Jake Lloyd traded up career-killers by moving from Jingle All The Way to Star Wars Episode I: The Phantom Menace. As young Anakin Skywalker, Lloyd turned in such a miserable, grating performance it made every other horrible actor in that film seem tolerable. Trouble on the set of 2001’s Madison branded Jake “difficult” to work with. That’s not exactly a reputation you want before high school (especially if you’ve only worked with Arnold Schwarzenegger and Jar Jar Binks). Jake Lloyd is currently attending college and probably hoping he won’t die before he gets a chance to redeem himself onscreen.

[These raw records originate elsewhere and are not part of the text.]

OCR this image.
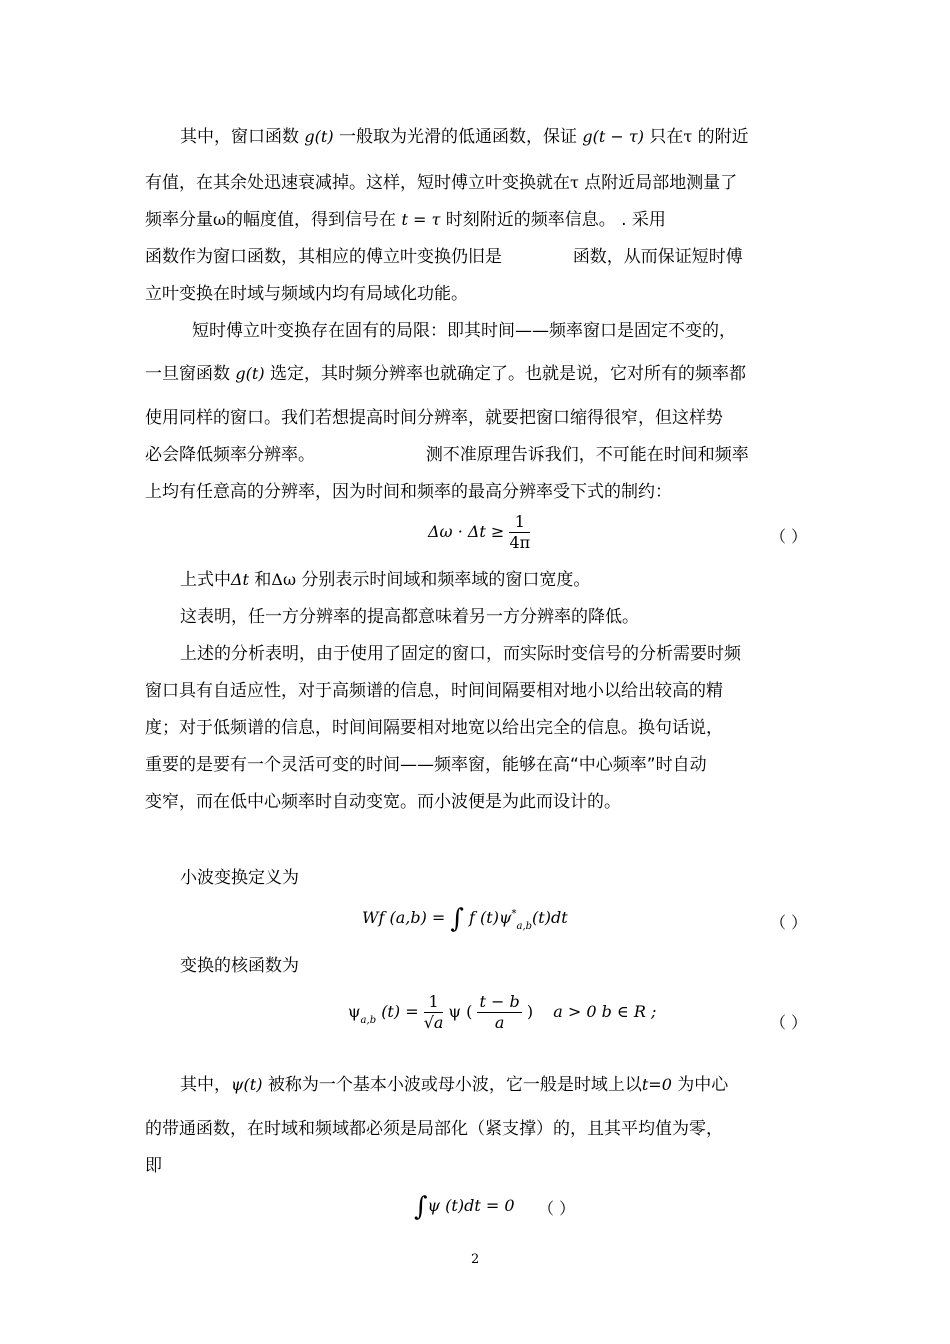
其中，窗口函数 g(t) 一般取为光滑的低通函数，保证 g(t − τ) 只在τ 的附近
有值，在其余处迅速衰减掉。这样，短时傅立叶变换就在τ 点附近局部地测量了
频率分量ω的幅度值，得到信号在 t = τ 时刻附近的频率信息。 . 采用
函数作为窗口函数，其相应的傅立叶变换仍旧是	函数，从而保证短时傅
立叶变换在时域与频域内均有局域化功能。
短时傅立叶变换存在固有的局限：即其时间——频率窗口是固定不变的，
一旦窗函数 g(t) 选定，其时频分辨率也就确定了。也就是说，它对所有的频率都
使用同样的窗口。我们若想提高时间分辨率，就要把窗口缩得很窄，但这样势
必会降低频率分辨率。	测不准原理告诉我们，不可能在时间和频率
上均有任意高的分辨率，因为时间和频率的最高分辨率受下式的制约：
$\Delta\omega \cdot \Delta t \ge \frac{1}{4\pi}$	（ ）
上式中Δt 和Δω 分别表示时间域和频率域的窗口宽度。
这表明，任一方分辨率的提高都意味着另一方分辨率的降低。
上述的分析表明，由于使用了固定的窗口，而实际时变信号的分析需要时频
窗口具有自适应性，对于高频谱的信息，时间间隔要相对地小以给出较高的精
度；对于低频谱的信息，时间间隔要相对地宽以给出完全的信息。换句话说，
重要的是要有一个灵活可变的时间——频率窗，能够在高“中心频率”时自动
变窄，而在低中心频率时自动变宽。而小波便是为此而设计的。
小波变换定义为
Wf (a,b) = ∫ f $(t)\psi^*_{a,b}(t)dt$	（ ）
变换的核函数为
$\psi_{a,b}$ $(t) = \frac{1}{√a}$ ψ ( $\frac{t - b}{a}$ ) a > 0 b ∈ R ;
（ ）
其中，ψ(t) 被称为一个基本小波或母小波，它一般是时域上以t=0 为中心
的带通函数，在时域和频域都必须是局部化（紧支撑）的，且其平均值为零，
即
∫ψ (t)dt = 0 （ ）
2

Robert Conrad was involved in a serious car accident in 2003 when he slammed head-on into a Subaru being driven by a 26 year old. Conrad was convicted of drunk driving, was sentenced to six months house arrest, and lost his license. The other driver would eventually die from their injuries.
In March of 2001, 20th Century Fox was ordered to pay high school biology teacher Brian Webster $19 million after it was determined the studio plagiarized Jingle All The Way from Could This Be Christmas?, a script Webster wrote and submitted to 20th Century in 1994 (the decision was reversed on appeal after it was determined Jingle’s script existed prior to CTBC?).
Seems like the only person to totally buck the Jingle curse was Brian Setzer, who contributed four or five songs to Arnold’s holiday misadventure. Brian and his rag-tag orchestra saw their popularity skyrocket during the late ’90s swing revival; nowadays, he mades good bank every December recording and releasing the few holiday hits he hasn’t already 1950’d up.
If you can think of any more examples of the Jingle curse, please, hit me up. Let’s malign this movie into the ground.